Unions representing U.S. farmworkers, many of whom are immigrants and guest workers, escalated their push for safer working conditions during the pandemic with a lawsuit against Washington state.

The United Farm Workers and Familias Unidas por la Justicia accused regulators of failing to do enough to protect workers from exposure to the coronavirus contagion.

The complaint alleges that the state’s departments of Health and of Labor and Industries “have produced garbled, non-mandatory ‘Fact Sheets’ that have both grower and farmworker advocates confused, stuck in neutral and wasting precious time while increasing numbers of farmworkers labor and live in conditions that imperil their lives.”

The suit, filed Thursday morning in Skagit County Superior Court, seeks an injunction requiring the agencies to expedite and toughen their oversight through emergency rulemaking.

“We are aware of this issue and the office has been working with stakeholders on it before the suit was filed,” Gov. Jay Inslee’s press secretary, Mike Faulk, said in an email. “Our efforts continue.”

Food producers from farms to processing plants are grappling with the need to keep people fed while safeguarding their workers. They also have to comply with broader containment efforts such as travel restrictions that squeeze the supply of migrant workers they count on. Washington is the top apple-producing state and a major supplier of staples including wheat, potatoes and dairy.


Advocates say agricultural employees are at particular risk during the pandemic because many stay in overcrowded temporary housing facilities and often don’t have access to adequate hand-washing facilities.

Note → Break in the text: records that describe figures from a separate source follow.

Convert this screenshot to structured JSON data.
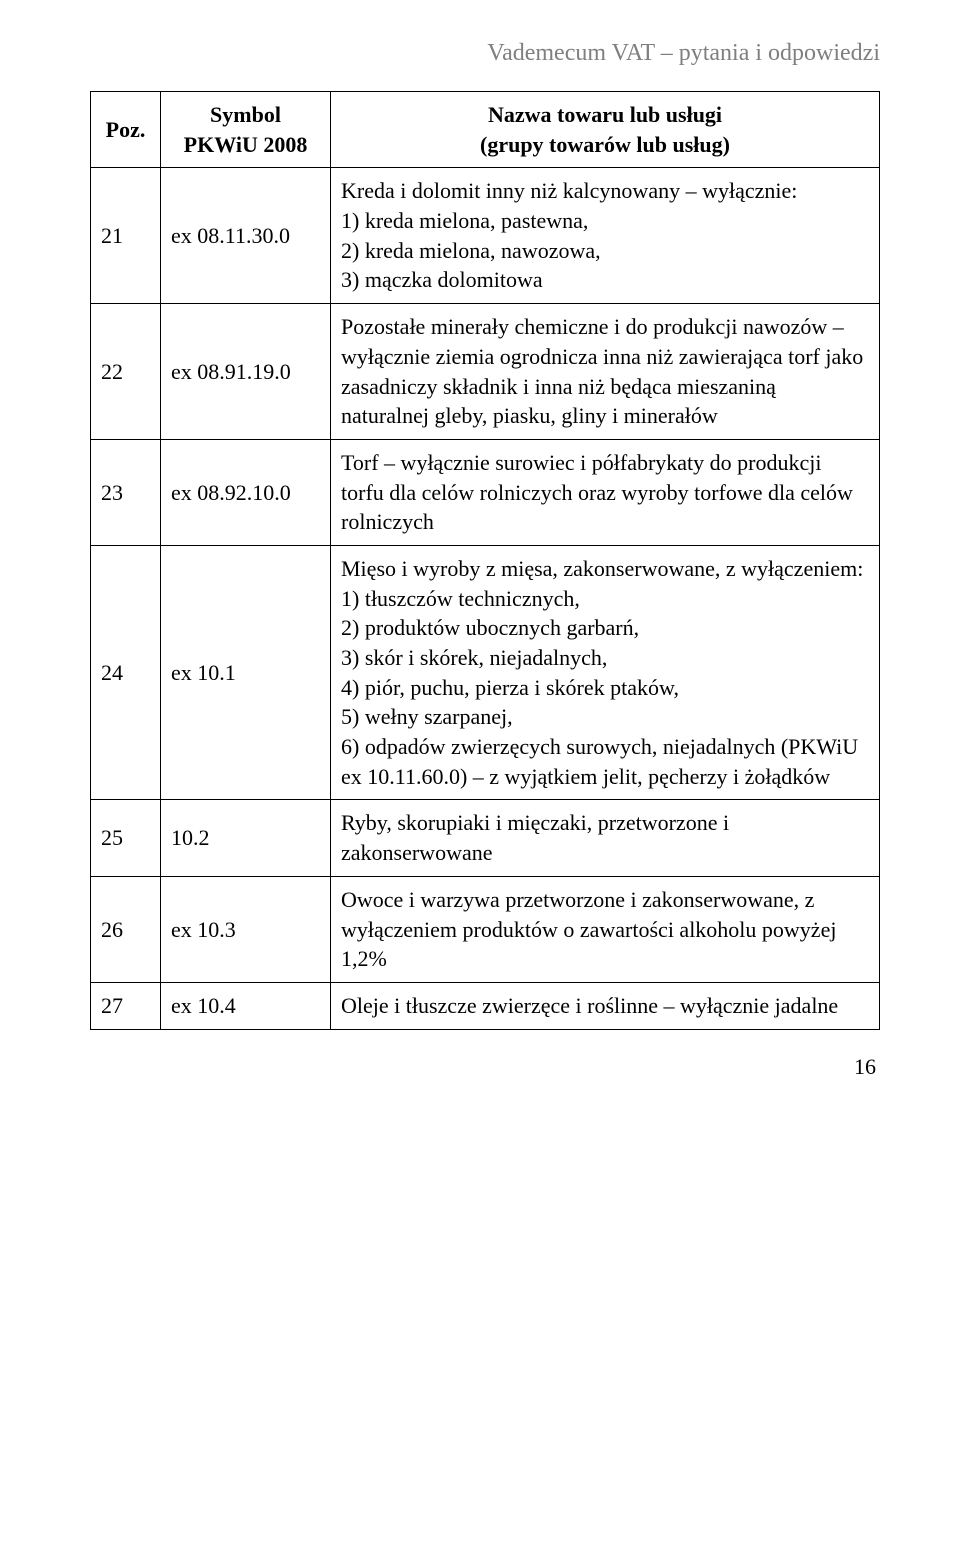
{
  "header_title": "Vademecum VAT – pytania i odpowiedzi",
  "columns": {
    "poz": "Poz.",
    "symbol_line1": "Symbol",
    "symbol_line2": "PKWiU 2008",
    "name_line1": "Nazwa towaru lub usługi",
    "name_line2": "(grupy towarów lub usług)"
  },
  "rows": [
    {
      "poz": "21",
      "symbol": "ex 08.11.30.0",
      "desc": "Kreda i dolomit inny niż kalcynowany – wyłącznie:\n1) kreda mielona, pastewna,\n2) kreda mielona, nawozowa,\n3) mączka dolomitowa"
    },
    {
      "poz": "22",
      "symbol": "ex 08.91.19.0",
      "desc": "Pozostałe minerały chemiczne i do produkcji nawozów – wyłącznie ziemia ogrodnicza inna niż zawierająca torf jako zasadniczy składnik i inna niż będąca mieszaniną naturalnej gleby, piasku, gliny i minerałów"
    },
    {
      "poz": "23",
      "symbol": "ex 08.92.10.0",
      "desc": "Torf – wyłącznie surowiec i półfabrykaty do produkcji torfu dla celów rolniczych oraz wyroby torfowe dla celów rolniczych"
    },
    {
      "poz": "24",
      "symbol": "ex 10.1",
      "desc": "Mięso i wyroby z mięsa, zakonserwowane, z wyłączeniem:\n1) tłuszczów technicznych,\n2) produktów ubocznych garbarń,\n3) skór i skórek, niejadalnych,\n4) piór, puchu, pierza i skórek ptaków,\n5) wełny szarpanej,\n6) odpadów zwierzęcych surowych, niejadalnych (PKWiU ex 10.11.60.0) – z wyjątkiem jelit, pęcherzy i żołądków"
    },
    {
      "poz": "25",
      "symbol": "10.2",
      "desc": "Ryby, skorupiaki i mięczaki, przetworzone i zakonserwowane"
    },
    {
      "poz": "26",
      "symbol": "ex 10.3",
      "desc": "Owoce i warzywa przetworzone i zakonserwowane, z wyłączeniem produktów o zawartości alkoholu powyżej 1,2%"
    },
    {
      "poz": "27",
      "symbol": "ex 10.4",
      "desc": "Oleje i tłuszcze zwierzęce i roślinne – wyłącznie jadalne"
    }
  ],
  "page_number": "16"
}
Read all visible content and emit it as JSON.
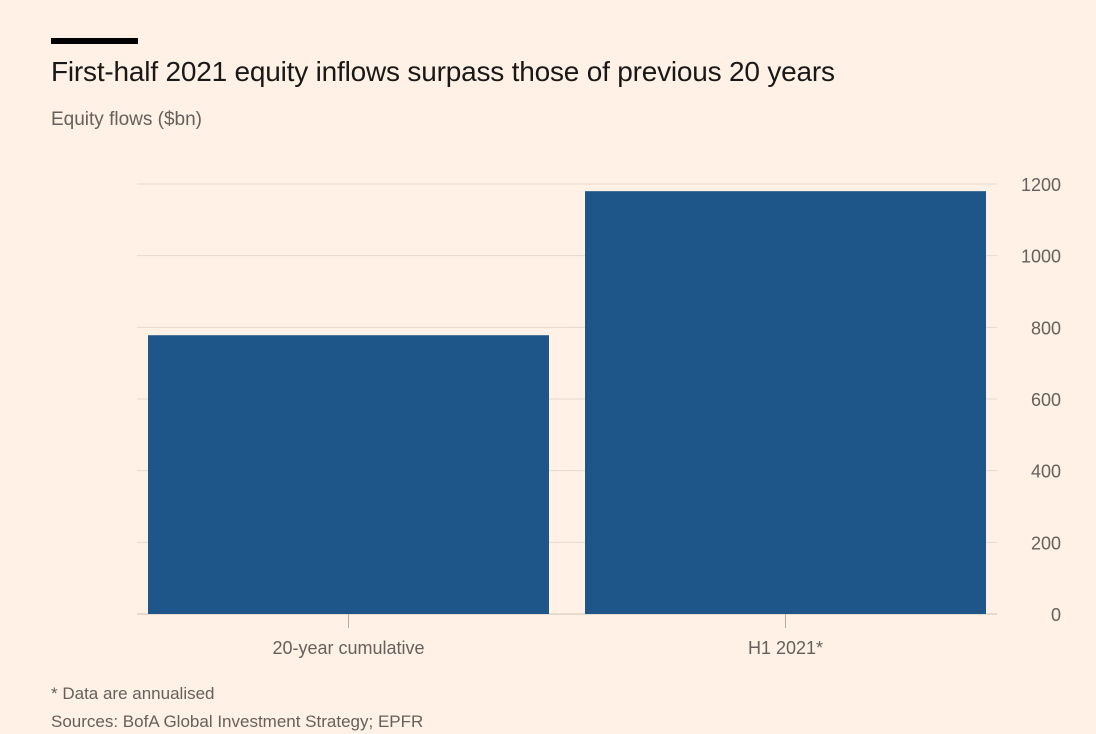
{
  "colors": {
    "background": "#fff1e5",
    "bar": "#1f5689",
    "gridline": "#e6d9ce",
    "axis_text": "#66605c",
    "title_text": "#1a1817"
  },
  "header": {
    "title": "First-half 2021 equity inflows surpass those of previous 20 years",
    "subtitle": "Equity flows ($bn)"
  },
  "chart_data": {
    "type": "bar",
    "categories": [
      "20-year cumulative",
      "H1 2021*"
    ],
    "values": [
      778,
      1180
    ],
    "ylim": [
      0,
      1200
    ],
    "yticks": [
      0,
      200,
      400,
      600,
      800,
      1000,
      1200
    ],
    "ytick_labels": [
      "0",
      "200",
      "400",
      "600",
      "800",
      "1000",
      "1200"
    ],
    "y_axis_side": "right",
    "grid": true
  },
  "footer": {
    "note": "* Data are annualised",
    "source": "Sources: BofA Global Investment Strategy; EPFR"
  }
}
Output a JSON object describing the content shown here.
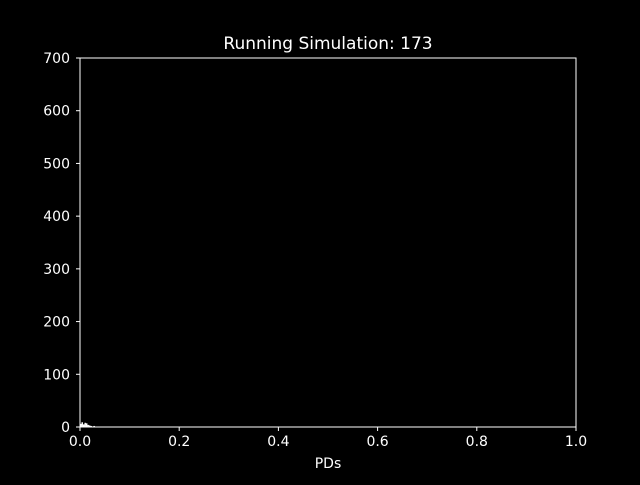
{
  "chart_data": {
    "type": "bar",
    "title": "Running Simulation: 173",
    "xlabel": "PDs",
    "ylabel": "",
    "xlim": [
      0.0,
      1.0
    ],
    "ylim": [
      0,
      700
    ],
    "xticks": [
      "0.0",
      "0.2",
      "0.4",
      "0.6",
      "0.8",
      "1.0"
    ],
    "yticks": [
      "0",
      "100",
      "200",
      "300",
      "400",
      "500",
      "600",
      "700"
    ],
    "grid": false,
    "legend": "none",
    "bins": [
      {
        "x0": 0.0,
        "x1": 0.003,
        "value": 6
      },
      {
        "x0": 0.003,
        "x1": 0.006,
        "value": 9
      },
      {
        "x0": 0.006,
        "x1": 0.009,
        "value": 5
      },
      {
        "x0": 0.009,
        "x1": 0.012,
        "value": 8
      },
      {
        "x0": 0.012,
        "x1": 0.015,
        "value": 7
      },
      {
        "x0": 0.015,
        "x1": 0.018,
        "value": 4
      },
      {
        "x0": 0.018,
        "x1": 0.021,
        "value": 3
      },
      {
        "x0": 0.021,
        "x1": 0.024,
        "value": 2
      },
      {
        "x0": 0.024,
        "x1": 0.027,
        "value": 1
      },
      {
        "x0": 0.027,
        "x1": 0.03,
        "value": 2
      }
    ]
  },
  "colors": {
    "background": "#000000",
    "axes": "#ffffff",
    "text": "#ffffff",
    "bars": "#ffffff"
  }
}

“Lack of enforceable rules regarding social distancing, protective face masks, access to soap and water, and to environmental cleaning allows conditions to continue in which virus can spread easily and quickly,” according to the complaint.

Washington’s health department faced criticism for issuing guidance last month that temporary worker housing facilities with a single room “should assign sick occupants to one side and occupants without symptoms to the opposite side.” The new lawsuit calls that guidance “egregiously dangerous” to farmworkers.